Francis no matter what forests you traverse, mountains you climb, or men you fight, just remember, you belong to me as I you.

With love always,

Mary

I wipe the tears from my cheeks and set the quill back in its place. The words on the page cannot begin to contain the deepest heartache I have ever felt. I heat the crimson wax to seal my love for him. My mark is emblazoned on the folded letter. In the morning, a rider will leave to find him and deliver these words of love to my beloved.

My anxiousness cannot be contained. For weeks, I have not heard from him. The rider did not return, and every day I fight a menacing urge that he never made it to my husband. The castle continues to function without him, and it bothers me so. I am nauseous at the thoughts that plague my mind. Greer is concerned for my health, seeing the dark circles and hallowed cheeks. She questions me incessantly about whether I have slept or eaten. Who can do either when he is my main concern? What does my health matter if his is not well? Catherine has already told me twice today to stop fidgeting, straighten up, that I must behave as a queen. I had thought once that I could be a queen for Scotland alone, fierce and strong, but now I know without Francis my title will mean nothing. Beneath my brave face, I am weak without him.

Decisions must continue to be made, contracts and agreements signed for my country. I must wait. When the knock at my door sounds, my mind is already focused on something else. But it is a letter that lies in the hand of my servant, one with the scant seal of a prince. I whisper a thank you, and quickly close the door. My fingers trace over the markings in the little bit of wax, and I smile gratefully. Where could he have found wax? A part of me resists opening it, for fear that it is someone else's words and not his.
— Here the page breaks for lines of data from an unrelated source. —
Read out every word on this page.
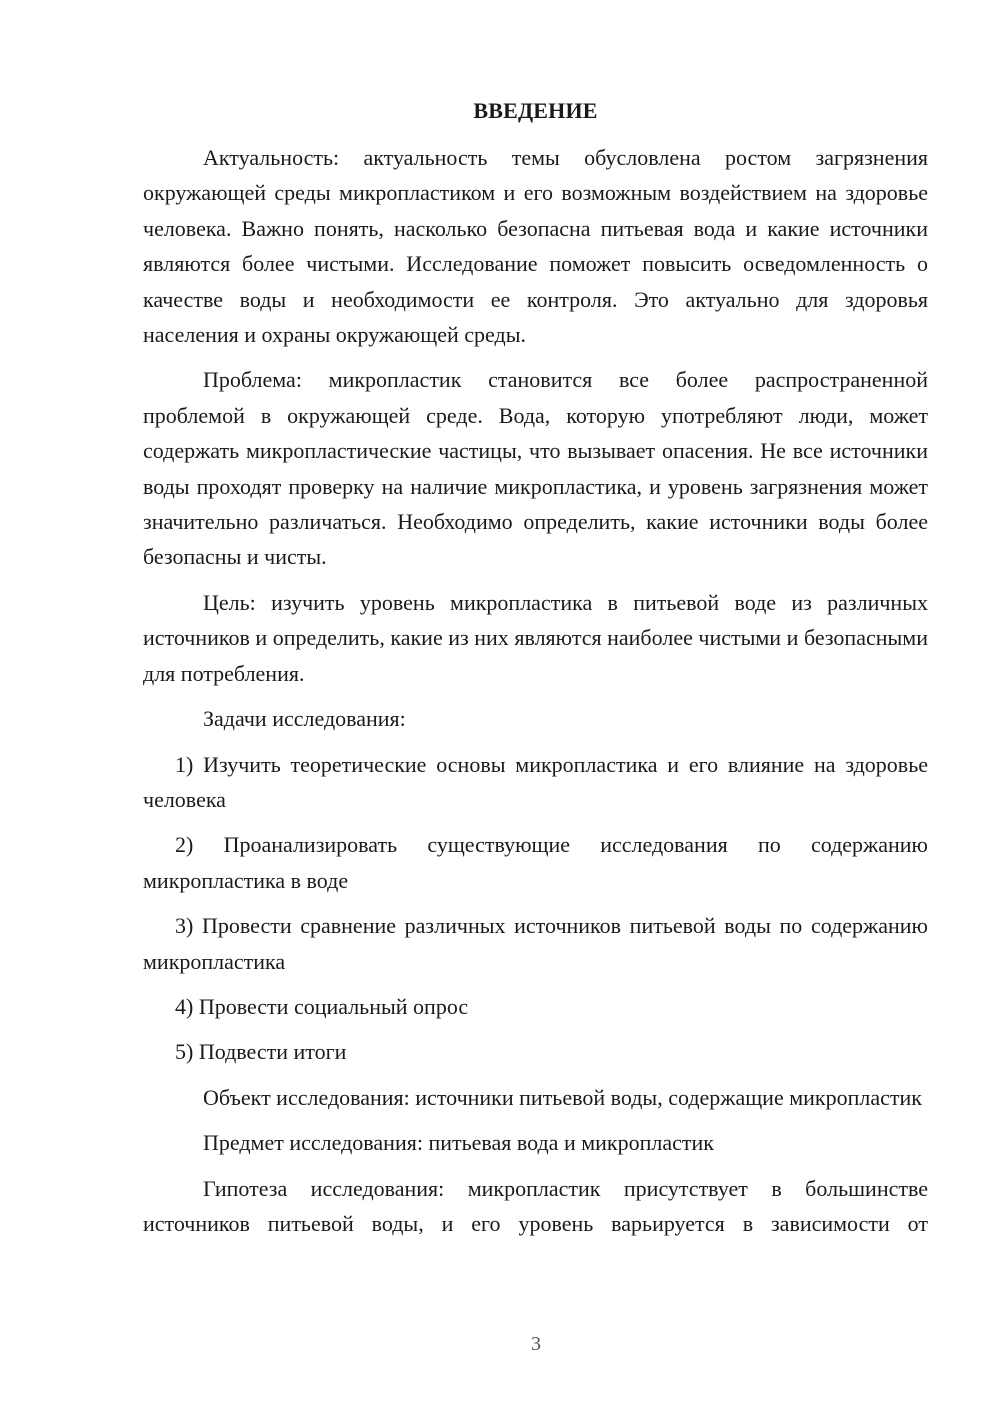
ВВЕДЕНИЕ

Актуальность: актуальность темы обусловлена ростом загрязнения окружающей среды микропластиком и его возможным воздействием на здоровье человека. Важно понять, насколько безопасна питьевая вода и какие источники являются более чистыми. Исследование поможет повысить осведомленность о качестве воды и необходимости ее контроля. Это актуально для здоровья населения и охраны окружающей среды.

Проблема: микропластик становится все более распространенной проблемой в окружающей среде. Вода, которую употребляют люди, может содержать микропластические частицы, что вызывает опасения. Не все источники воды проходят проверку на наличие микропластика, и уровень загрязнения может значительно различаться. Необходимо определить, какие источники воды более безопасны и чисты.

Цель: изучить уровень микропластика в питьевой воде из различных источников и определить, какие из них являются наиболее чистыми и безопасными для потребления.

Задачи исследования:

1) Изучить теоретические основы микропластика и его влияние на здоровье человека

2) Проанализировать существующие исследования по содержанию микропластика в воде

3) Провести сравнение различных источников питьевой воды по содержанию микропластика

4) Провести социальный опрос

5) Подвести итоги

Объект исследования: источники питьевой воды, содержащие микропластик

Предмет исследования: питьевая вода и микропластик

Гипотеза исследования: микропластик присутствует в большинстве источников питьевой воды, и его уровень варьируется в зависимости от

3
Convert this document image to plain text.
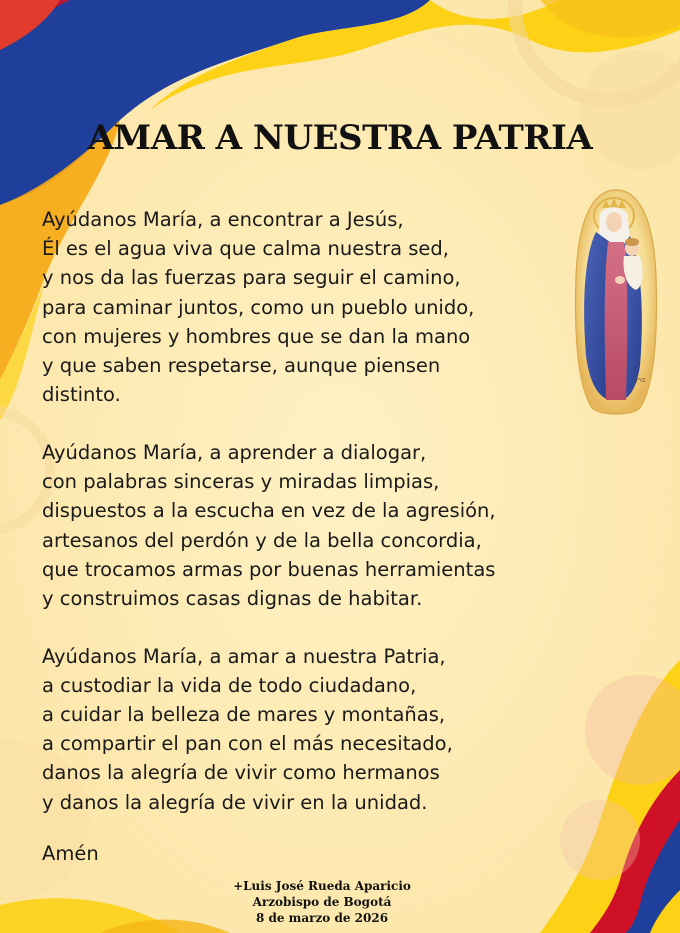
AMAR A NUESTRA PATRIA

Ayúdanos María, a encontrar a Jesús,
Él es el agua viva que calma nuestra sed,
y nos da las fuerzas para seguir el camino,
para caminar juntos, como un pueblo unido,
con mujeres y hombres que se dan la mano
y que saben respetarse, aunque piensen
distinto.

Ayúdanos María, a aprender a dialogar,
con palabras sinceras y miradas limpias,
dispuestos a la escucha en vez de la agresión,
artesanos del perdón y de la bella concordia,
que trocamos armas por buenas herramientas
y construimos casas dignas de habitar.

Ayúdanos María, a amar a nuestra Patria,
a custodiar la vida de todo ciudadano,
a cuidar la belleza de mares y montañas,
a compartir el pan con el más necesitado,
danos la alegría de vivir como hermanos
y danos la alegría de vivir en la unidad.

Amén

+Luis José Rueda Aparicio
Arzobispo de Bogotá
8 de marzo de 2026
FYZ
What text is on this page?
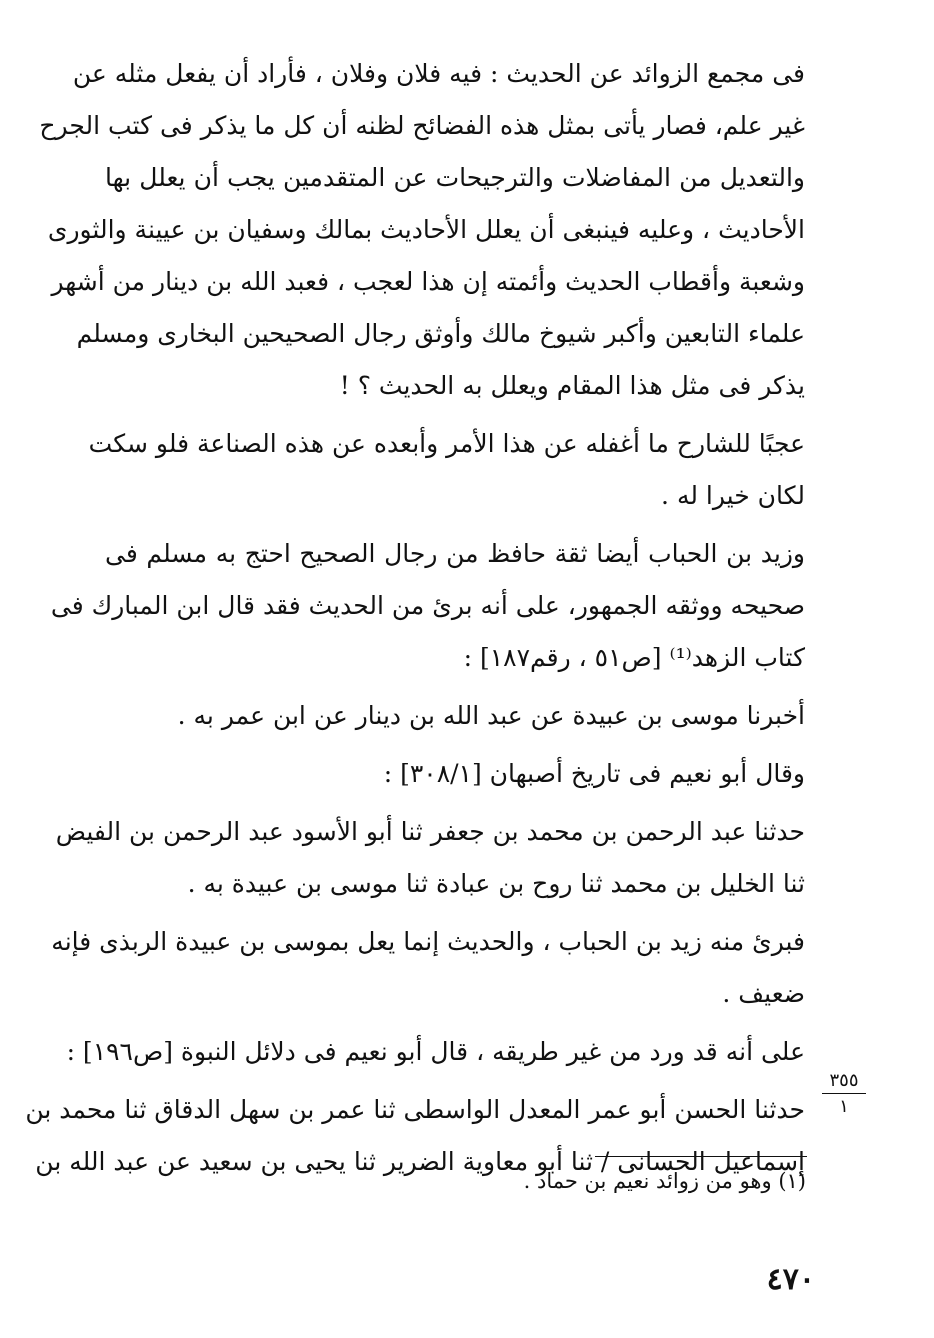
فى مجمع الزوائد عن الحديث : فيه فلان وفلان ، فأراد أن يفعل مثله عن
غير علم، فصار يأتى بمثل هذه الفضائح لظنه أن كل ما يذكر فى كتب الجرح
والتعديل من المفاضلات والترجيحات عن المتقدمين يجب أن يعلل بها
الأحاديث ، وعليه فينبغى أن يعلل الأحاديث بمالك وسفيان بن عيينة والثورى
وشعبة وأقطاب الحديث وأئمته إن هذا لعجب ، فعبد الله بن دينار من أشهر
علماء التابعين وأكبر شيوخ مالك وأوثق رجال الصحيحين البخارى ومسلم
يذكر فى مثل هذا المقام ويعلل به الحديث ؟ !
عجبًا للشارح ما أغفله عن هذا الأمر وأبعده عن هذه الصناعة فلو سكت
لكان خيرا له .
وزيد بن الحباب أيضا ثقة حافظ من رجال الصحيح احتج به مسلم فى
صحيحه ووثقه الجمهور، على أنه برئ من الحديث فقد قال ابن المبارك فى
كتاب الزهد⁽¹⁾ [ص٥١ ، رقم١٨٧] :
أخبرنا موسى بن عبيدة عن عبد الله بن دينار عن ابن عمر به .
وقال أبو نعيم فى تاريخ أصبهان [٣٠٨/١] :
حدثنا عبد الرحمن بن محمد بن جعفر ثنا أبو الأسود عبد الرحمن بن الفيض
ثنا الخليل بن محمد ثنا روح بن عبادة ثنا موسى بن عبيدة به .
فبرئ منه زيد بن الحباب ، والحديث إنما يعل بموسى بن عبيدة الربذى فإنه
ضعيف .
على أنه قد ورد من غير طريقه ، قال أبو نعيم فى دلائل النبوة [ص١٩٦] :
حدثنا الحسن أبو عمر المعدل الواسطى ثنا عمر بن سهل الدقاق ثنا محمد بن
إسماعيل الحسانى / ثنا أبو معاوية الضرير ثنا يحيى بن سعيد عن عبد الله بن
٣٥٥
١
(١) وهو من زوائد نعيم بن حماد .
٤٧٠
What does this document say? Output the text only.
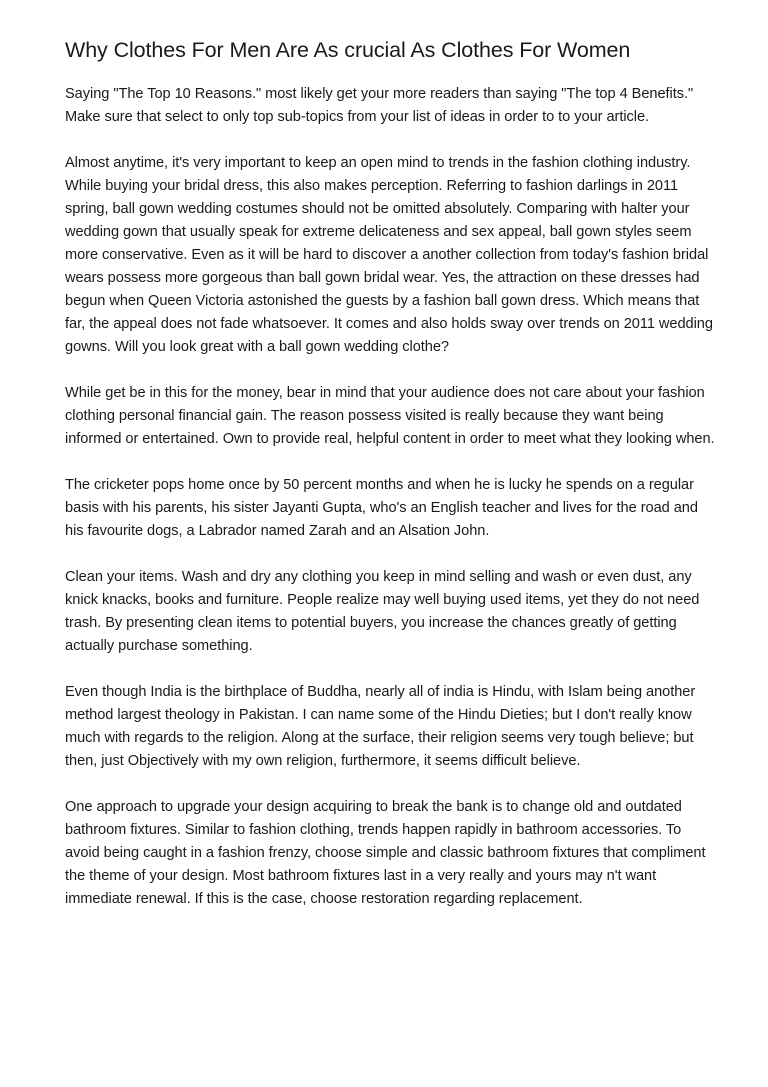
Why Clothes For Men Are As crucial As Clothes For Women

Saying "The Top 10 Reasons." most likely get your more readers than saying "The top 4 Benefits." Make sure that select to only top sub-topics from your list of ideas in order to to your article.

Almost anytime, it's very important to keep an open mind to trends in the fashion clothing industry. While buying your bridal dress, this also makes perception. Referring to fashion darlings in 2011 spring, ball gown wedding costumes should not be omitted absolutely. Comparing with halter your wedding gown that usually speak for extreme delicateness and sex appeal, ball gown styles seem more conservative. Even as it will be hard to discover a another collection from today's fashion bridal wears possess more gorgeous than ball gown bridal wear. Yes, the attraction on these dresses had begun when Queen Victoria astonished the guests by a fashion ball gown dress. Which means that far, the appeal does not fade whatsoever. It comes and also holds sway over trends on 2011 wedding gowns. Will you look great with a ball gown wedding clothe?

While get be in this for the money, bear in mind that your audience does not care about your fashion clothing personal financial gain. The reason possess visited is really because they want being informed or entertained. Own to provide real, helpful content in order to meet what they looking when.

The cricketer pops home once by 50 percent months and when he is lucky he spends on a regular basis with his parents, his sister Jayanti Gupta, who's an English teacher and lives for the road and his favourite dogs, a Labrador named Zarah and an Alsation John.

Clean your items. Wash and dry any clothing you keep in mind selling and wash or even dust, any knick knacks, books and furniture. People realize may well buying used items, yet they do not need trash. By presenting clean items to potential buyers, you increase the chances greatly of getting actually purchase something.

Even though India is the birthplace of Buddha, nearly all of india is Hindu, with Islam being another method largest theology in Pakistan. I can name some of the Hindu Dieties; but I don't really know much with regards to the religion. Along at the surface, their religion seems very tough believe; but then, just Objectively with my own religion, furthermore, it seems difficult believe.

One approach to upgrade your design acquiring to break the bank is to change old and outdated bathroom fixtures. Similar to fashion clothing, trends happen rapidly in bathroom accessories. To avoid being caught in a fashion frenzy, choose simple and classic bathroom fixtures that compliment the theme of your design. Most bathroom fixtures last in a very really and yours may n't want immediate renewal. If this is the case, choose restoration regarding replacement.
I find my body sitting down on the chaise and sliding my fingers under the seal. My breath halts, and I immediately recognize his lettering.

My Darling Mary,

Your letter provided a comfort I didn't know was possible. If only I could hear those same words slip from your lips instead of read them. Your lips: the soft security of home. I miss them. I miss being able to kiss them. My dreams are only and all of you.

To hear of your worrying has not plagued me. I know you will worry for my safety. But I promise I am safe. In my actions, although for France, I think of you. You are the reason I will win this war. It is our love, the unity of our souls that drives my strength.

When you are awake at night go to our window. View the moon in her bright glory. She is the same moon to which I sleep under. The same stars blanket us both. The distance will not be so far if you remember we see the same night sky. I will win this war, and I will come back to you.

Just as you are mine, I am yours, always.

Francis

Neither my heart, nor my tears can conceal the joy of his letter. The words on this paper confirm his existence and his love for me. I am renewed and strengthened. Together we are victorious in any battle.